OSRAM GmbH is the global No. 1 provider of automotive lighting and a worldwide leader in innovative lighting solutions. Based in Munich, OSRAM is changing the way people see their world with a collection of high-tech applications based on semiconductor technology, smart connected lighting solutions and technology that enhances people’s lives in the digital age.
Leading up to the General Data Protection Regulation (GDPR), OSRAM took the same innovative approach in ensuring its privacy program met the regulation’s strict data protection standards.
“In setting up the privacy program we did adopt the same systematic management approach as for our Compliance System in general,” said Dietmar Prechtel, Chief Compliance Officer at OSRAM.
As a first step toward GDPR compliance, OSRAM’s privacy team knew it needed to conduct a data mapping assessment of the organization.

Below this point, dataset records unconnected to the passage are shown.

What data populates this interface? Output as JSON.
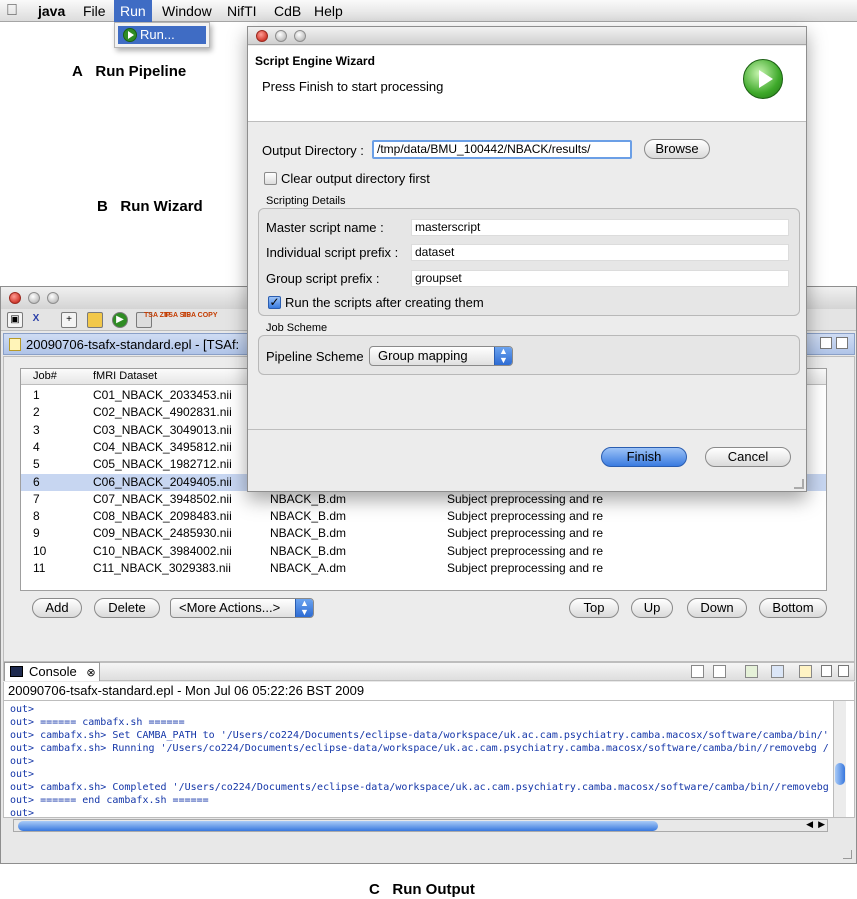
{
  "menubar": {
    "app": "java",
    "items": [
      "File",
      "Run",
      "Window",
      "NifTI",
      "CdB",
      "Help"
    ],
    "run_dropdown_item": "Run..."
  },
  "captions": {
    "a_letter": "A",
    "a_text": "Run Pipeline",
    "b_letter": "B",
    "b_text": "Run Wizard",
    "c_letter": "C",
    "c_text": "Run Output"
  },
  "wizard": {
    "title": "Script Engine Wizard",
    "description": "Press Finish to start processing",
    "output_dir_label": "Output Directory :",
    "output_dir_value": "/tmp/data/BMU_100442/NBACK/results/",
    "browse_label": "Browse",
    "clear_label": "Clear output directory first",
    "clear_checked": false,
    "scripting_group": "Scripting Details",
    "master_label": "Master script name :",
    "master_value": "masterscript",
    "individual_label": "Individual script prefix :",
    "individual_value": "dataset",
    "group_label": "Group script prefix :",
    "group_value": "groupset",
    "run_scripts_label": "Run the scripts after creating them",
    "run_scripts_checked": true,
    "job_scheme_group": "Job Scheme",
    "pipeline_label": "Pipeline Scheme",
    "pipeline_value": "Group mapping",
    "finish_label": "Finish",
    "cancel_label": "Cancel"
  },
  "editor": {
    "tab_title": "20090706-tsafx-standard.epl - [TSAf:",
    "columns": [
      "Job#",
      "fMRI Dataset"
    ],
    "rows": [
      {
        "job": "1",
        "dataset": "C01_NBACK_2033453.nii",
        "design": "",
        "desc": ""
      },
      {
        "job": "2",
        "dataset": "C02_NBACK_4902831.nii",
        "design": "",
        "desc": ""
      },
      {
        "job": "3",
        "dataset": "C03_NBACK_3049013.nii",
        "design": "",
        "desc": ""
      },
      {
        "job": "4",
        "dataset": "C04_NBACK_3495812.nii",
        "design": "",
        "desc": ""
      },
      {
        "job": "5",
        "dataset": "C05_NBACK_1982712.nii",
        "design": "",
        "desc": ""
      },
      {
        "job": "6",
        "dataset": "C06_NBACK_2049405.nii",
        "design": "",
        "desc": ""
      },
      {
        "job": "7",
        "dataset": "C07_NBACK_3948502.nii",
        "design": "NBACK_B.dm",
        "desc": "Subject preprocessing and re"
      },
      {
        "job": "8",
        "dataset": "C08_NBACK_2098483.nii",
        "design": "NBACK_B.dm",
        "desc": "Subject preprocessing and re"
      },
      {
        "job": "9",
        "dataset": "C09_NBACK_2485930.nii",
        "design": "NBACK_B.dm",
        "desc": "Subject preprocessing and re"
      },
      {
        "job": "10",
        "dataset": "C10_NBACK_3984002.nii",
        "design": "NBACK_B.dm",
        "desc": "Subject preprocessing and re"
      },
      {
        "job": "11",
        "dataset": "C11_NBACK_3029383.nii",
        "design": "NBACK_A.dm",
        "desc": "Subject preprocessing and re"
      }
    ],
    "selected_job": "6",
    "buttons": {
      "add": "Add",
      "delete": "Delete",
      "more_actions": "<More Actions...>",
      "top": "Top",
      "up": "Up",
      "down": "Down",
      "bottom": "Bottom"
    }
  },
  "toolbar_icons": {
    "tsa1": "TSA ZIP",
    "tsa2": "TSA SIP",
    "tsa3": "TSA COPY"
  },
  "console": {
    "tab_label": "Console",
    "header": "20090706-tsafx-standard.epl - Mon Jul 06 05:22:26 BST 2009",
    "lines": [
      "out>",
      "out> ====== cambafx.sh ======",
      "out> cambafx.sh> Set CAMBA_PATH to '/Users/co224/Documents/eclipse-data/workspace/uk.ac.cam.psychiatry.camba.macosx/software/camba/bin/'",
      "out> cambafx.sh> Running '/Users/co224/Documents/eclipse-data/workspace/uk.ac.cam.psychiatry.camba.macosx/software/camba/bin//removebg /",
      "out>",
      "out>",
      "out> cambafx.sh> Completed '/Users/co224/Documents/eclipse-data/workspace/uk.ac.cam.psychiatry.camba.macosx/software/camba/bin//removebg",
      "out> ====== end cambafx.sh ======",
      "out>"
    ]
  },
  "colors": {
    "selection": "#c7d6f1",
    "console_text": "#1436a8",
    "accent_blue": "#3a7be0",
    "menu_highlight": "#3f6cc4"
  }
}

“We are a B2B company, but even still we process personal data for customers, distributors and employees, and meeting GDPR compliance standards was an important step for our privacy team at OSRAM,” said Barbara Schmitz, Head of Privacy at OSRAM GmbH.
Data mapping and inventory are critical components of a privacy program. Understanding how data flows through OSRAM serves as a pre-requisite to being able to secure the data and analyze risks.
“We needed to first understand the data collection and processing activities within OSRAM so we could identify and mitigate any data privacy risks,” Schmitz continued.
To complete a successful data mapping exercise required participation from various business units across the organization. With 70 affiliated companies across the world, many with unique privacy requirements specific to their locale, OSRAM needed a technology solution that also served as a powerful communication tool to educate employees about data mapping exercises and its importance for global privacy compliance.